Born in Columbus, Ohio, Willard Mullin grew up in Los Angeles, California. He began his professional career in 1923 when he was hired by the art department at the Los Angeles Herald. While there, he was first assigned to do spot illustrations and later sports cartoons.
After working for a short time for Hearst-owned newspapers in Texas, Mullin moved to New York in 1934, and illustrated for the New York World-Telegram. Over the next 30 years, he drew six cartoons a week on deadline and the Scripps Howard News Service syndicated these across the country. His graphic columns chronicled every sport in an informative and passionate style. When the World-Telegram folded in 1966, Mullin began doing work as a freelance cartoonist. He produced artwork for sports publications, books, and magazines such as The Saturday Evening Post, TIME, and LIFE.
Mullin is best known for his infamous 'Brooklyn Bum' character which became synonymous with the Brooklyn Dodgers. This creation was a product of Mullin watching the Brooklyn Dodgers drop another game during the 1937 season. Leaving Ebbets Field that night, he jumped into a taxi cab where the driver asked Mullin, “Well, how did our “bums” do?” In 1958, after the Dodgers moved west, Mullin spruced up the character with a pair of sunglasses, shorts, a loud shirt and a hipster's hat.

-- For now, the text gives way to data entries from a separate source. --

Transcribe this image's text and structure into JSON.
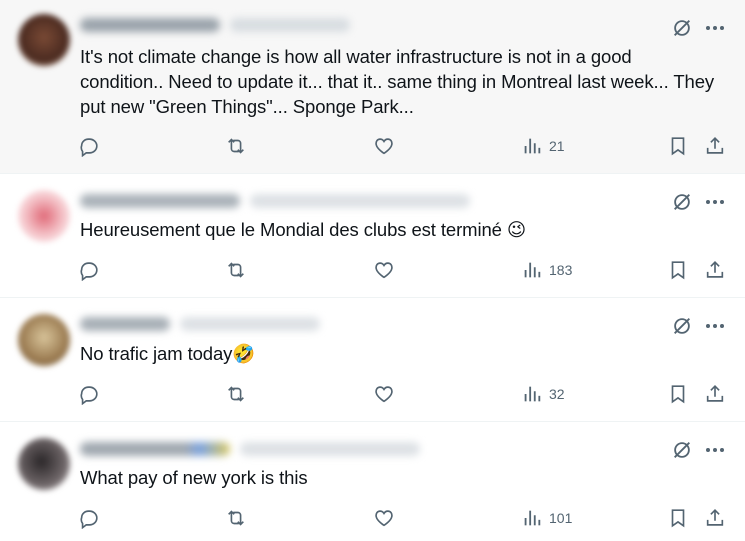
{
  "posts": [
    {
      "text": "It's not climate change is how all water infrastructure is not in a good condition.. Need to update it... that it.. same thing in Montreal last week... They put new \"Green Things\"... Sponge Park...",
      "views": "21",
      "avatar_color": "#5a3b2e"
    },
    {
      "text": "Heureusement que le Mondial des clubs est terminé 😉",
      "views": "183",
      "avatar_color": "#e8b4b8"
    },
    {
      "text": "No trafic jam today🤣",
      "views": "32",
      "avatar_color": "#b59a6a"
    },
    {
      "text": "What pay of new york is this",
      "views": "101",
      "avatar_color": "#5d5658"
    }
  ],
  "colors": {
    "icon_gray": "#536471",
    "text": "#0f1419",
    "divider": "#eff3f4",
    "hover_bg": "#f7f7f7"
  },
  "icons": [
    "grok-icon",
    "more-icon",
    "reply-icon",
    "repost-icon",
    "like-icon",
    "views-icon",
    "bookmark-icon",
    "share-icon"
  ]
}
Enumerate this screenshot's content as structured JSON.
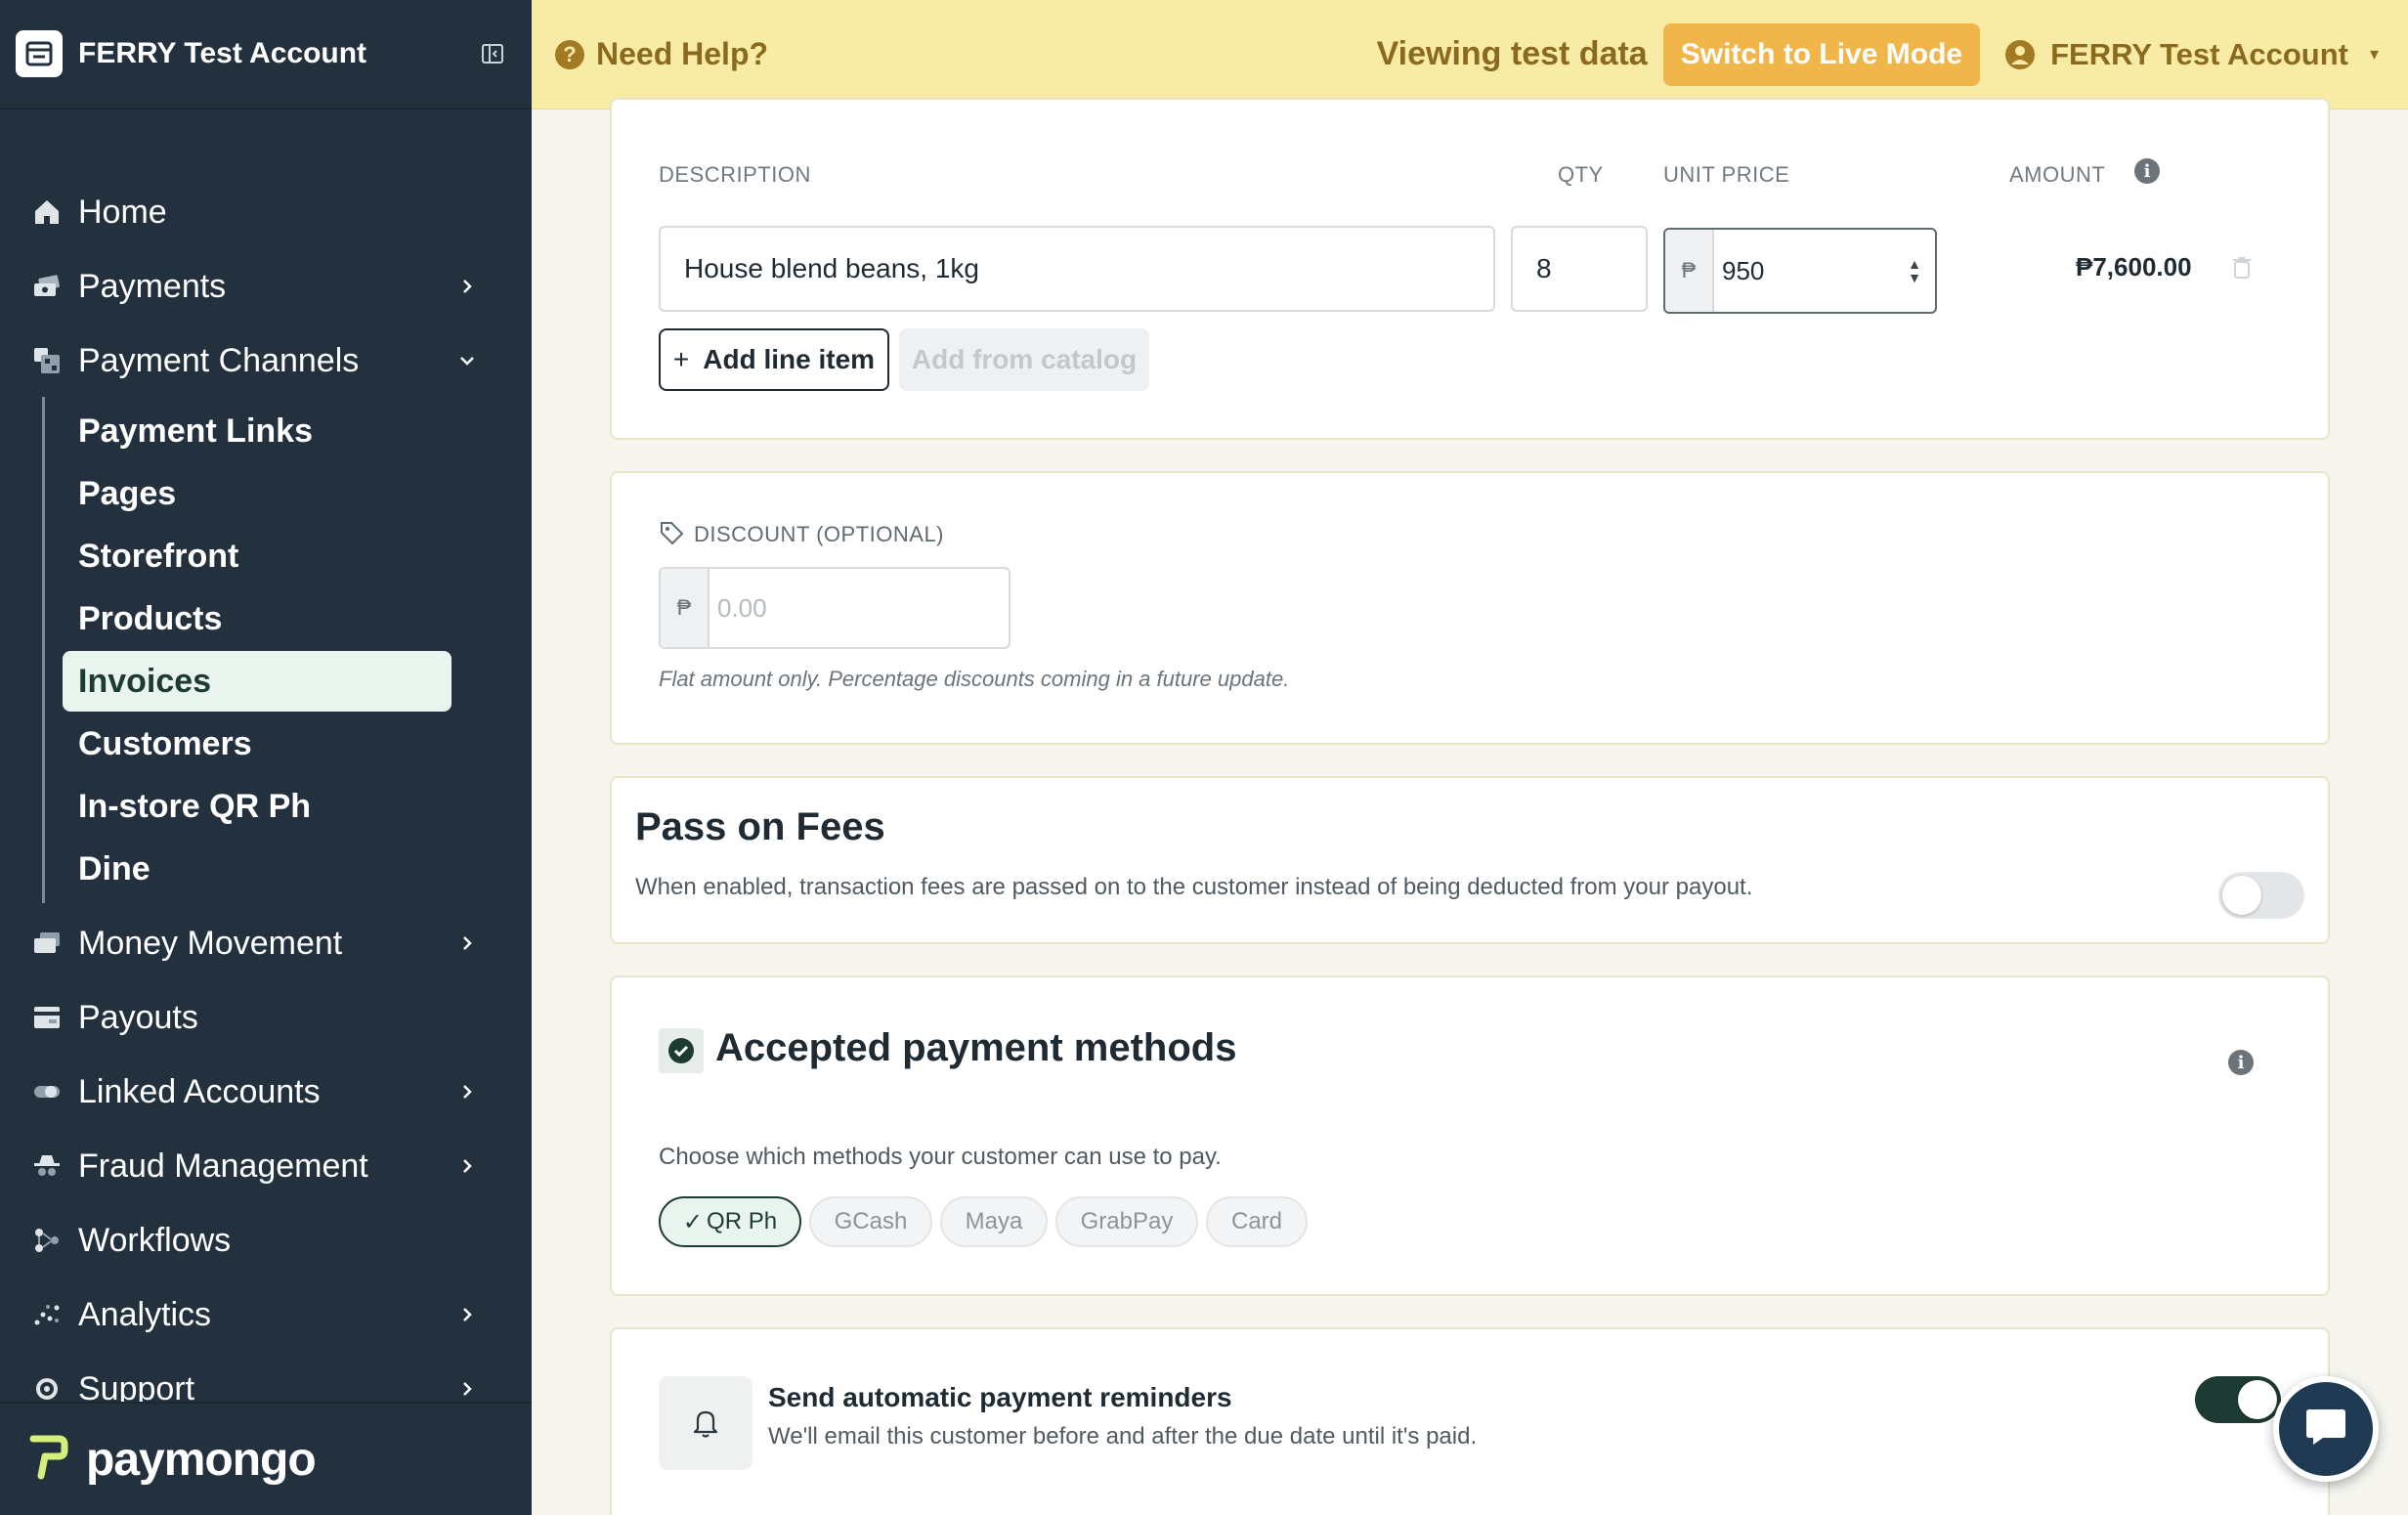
{
  "sidebar": {
    "account_name": "FERRY Test Account",
    "nav": [
      {
        "label": "Home",
        "icon": "home-icon"
      },
      {
        "label": "Payments",
        "icon": "payments-icon"
      },
      {
        "label": "Payment Channels",
        "icon": "channels-icon"
      },
      {
        "label": "Money Movement",
        "icon": "money-icon"
      },
      {
        "label": "Payouts",
        "icon": "payouts-icon"
      },
      {
        "label": "Linked Accounts",
        "icon": "link-icon"
      },
      {
        "label": "Fraud Management",
        "icon": "spy-icon"
      },
      {
        "label": "Workflows",
        "icon": "workflow-icon"
      },
      {
        "label": "Analytics",
        "icon": "analytics-icon"
      },
      {
        "label": "Support",
        "icon": "gear-icon"
      }
    ],
    "subnav": [
      "Payment Links",
      "Pages",
      "Storefront",
      "Products",
      "Invoices",
      "Customers",
      "In-store QR Ph",
      "Dine"
    ],
    "active_subnav": "Invoices",
    "brand": "paymongo"
  },
  "topbar": {
    "help": "Need Help?",
    "viewing": "Viewing test data",
    "switch_live": "Switch to Live Mode",
    "account": "FERRY Test Account"
  },
  "line_items": {
    "headers": {
      "description": "DESCRIPTION",
      "qty": "QTY",
      "unit_price": "UNIT PRICE",
      "amount": "AMOUNT"
    },
    "rows": [
      {
        "description": "House blend beans, 1kg",
        "qty": "8",
        "currency": "₱",
        "unit_price": "950",
        "amount": "₱7,600.00"
      }
    ],
    "add_line_item": "Add line item",
    "add_from_catalog": "Add from catalog"
  },
  "discount": {
    "label": "DISCOUNT (OPTIONAL)",
    "currency": "₱",
    "placeholder": "0.00",
    "note": "Flat amount only. Percentage discounts coming in a future update."
  },
  "pass_on_fees": {
    "title": "Pass on Fees",
    "description": "When enabled, transaction fees are passed on to the customer instead of being deducted from your payout.",
    "enabled": false
  },
  "payment_methods": {
    "title": "Accepted payment methods",
    "description": "Choose which methods your customer can use to pay.",
    "methods": [
      {
        "label": "QR Ph",
        "selected": true
      },
      {
        "label": "GCash",
        "selected": false
      },
      {
        "label": "Maya",
        "selected": false
      },
      {
        "label": "GrabPay",
        "selected": false
      },
      {
        "label": "Card",
        "selected": false
      }
    ]
  },
  "reminders": {
    "title": "Send automatic payment reminders",
    "description": "We'll email this customer before and after the due date until it's paid.",
    "enabled": true
  },
  "colors": {
    "sidebar_bg": "#23313f",
    "topbar_bg": "#f8eba6",
    "live_button": "#f0b64a",
    "accent_dark_green": "#1e3b33",
    "brand_lime": "#d4f07a"
  }
}
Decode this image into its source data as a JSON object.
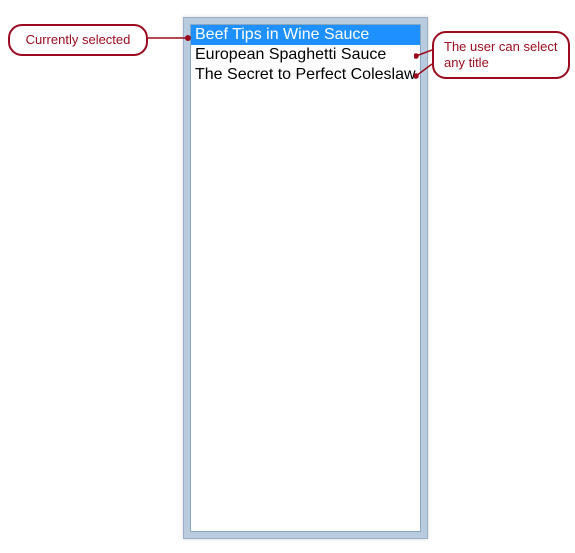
{
  "listbox": {
    "items": [
      {
        "label": "Beef Tips in Wine Sauce",
        "selected": true
      },
      {
        "label": "European Spaghetti Sauce",
        "selected": false
      },
      {
        "label": "The Secret to Perfect Coleslaw",
        "selected": false
      }
    ]
  },
  "annotations": {
    "left": {
      "text": "Currently selected"
    },
    "right": {
      "text": "The user can select any title"
    }
  },
  "colors": {
    "selection_bg": "#1e90ff",
    "selection_fg": "#ffffff",
    "frame_bg": "#b9cbde",
    "callout": "#9a0b1d"
  }
}
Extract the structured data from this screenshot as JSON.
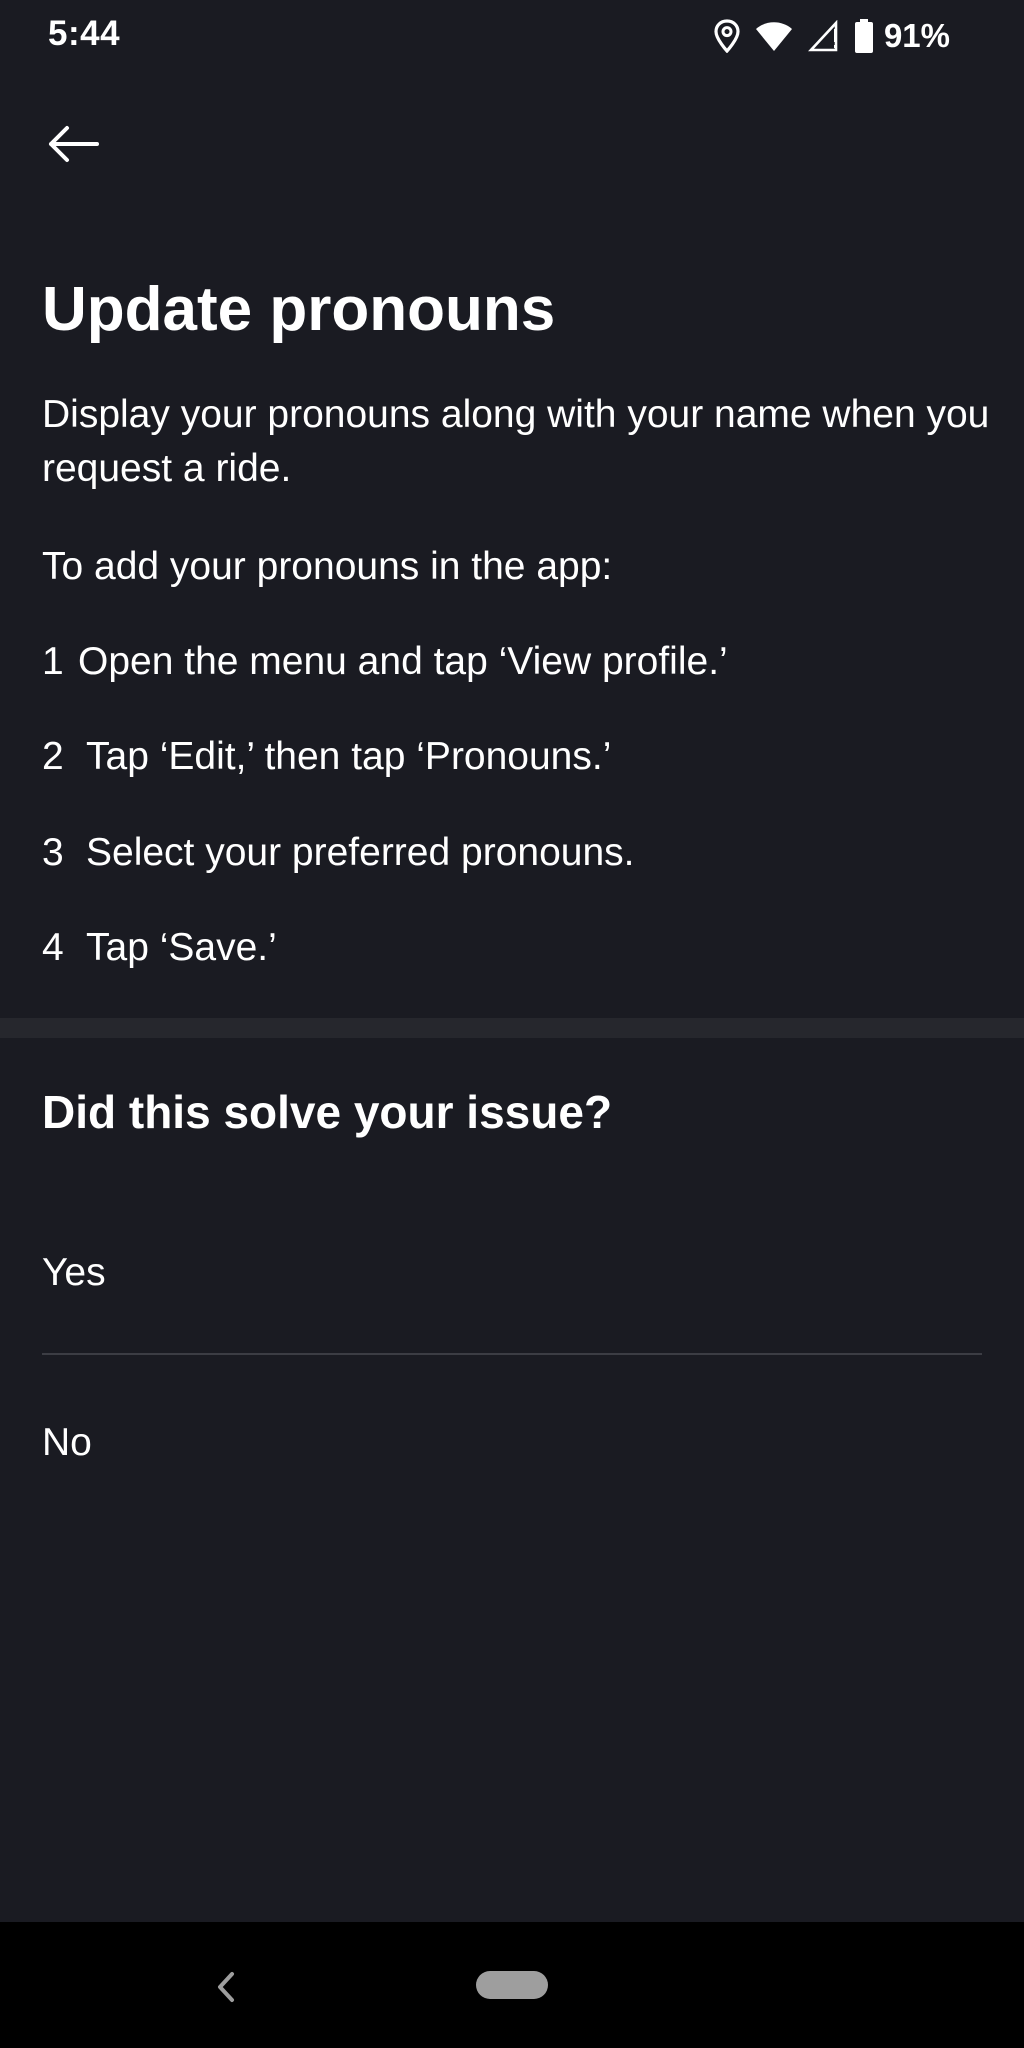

Using a hard pencil, Mullin would sketch out his cartoon idea with images, words, and balloons. The finished work was typically done in pen and ink, and conte crayon on 16" x 20"coquille board. His signature can be also be considered a work of art and is comprised of 26, primarily vertical, pen slashes.
Willard Mullin was highly regarded and inspired many other sport cartoonists like Karl Hubenthal and Gene Basset. Mullin received the National Cartoonist Society's prestigious Reuben Award in 1954 and the NCS award for Sports Cartoons eight times. In 1971, the NCS named him "Sports Cartoonist of the Century". Mullin passed away on December 21, 1978 in Corpus Christi, Texas. He was 76.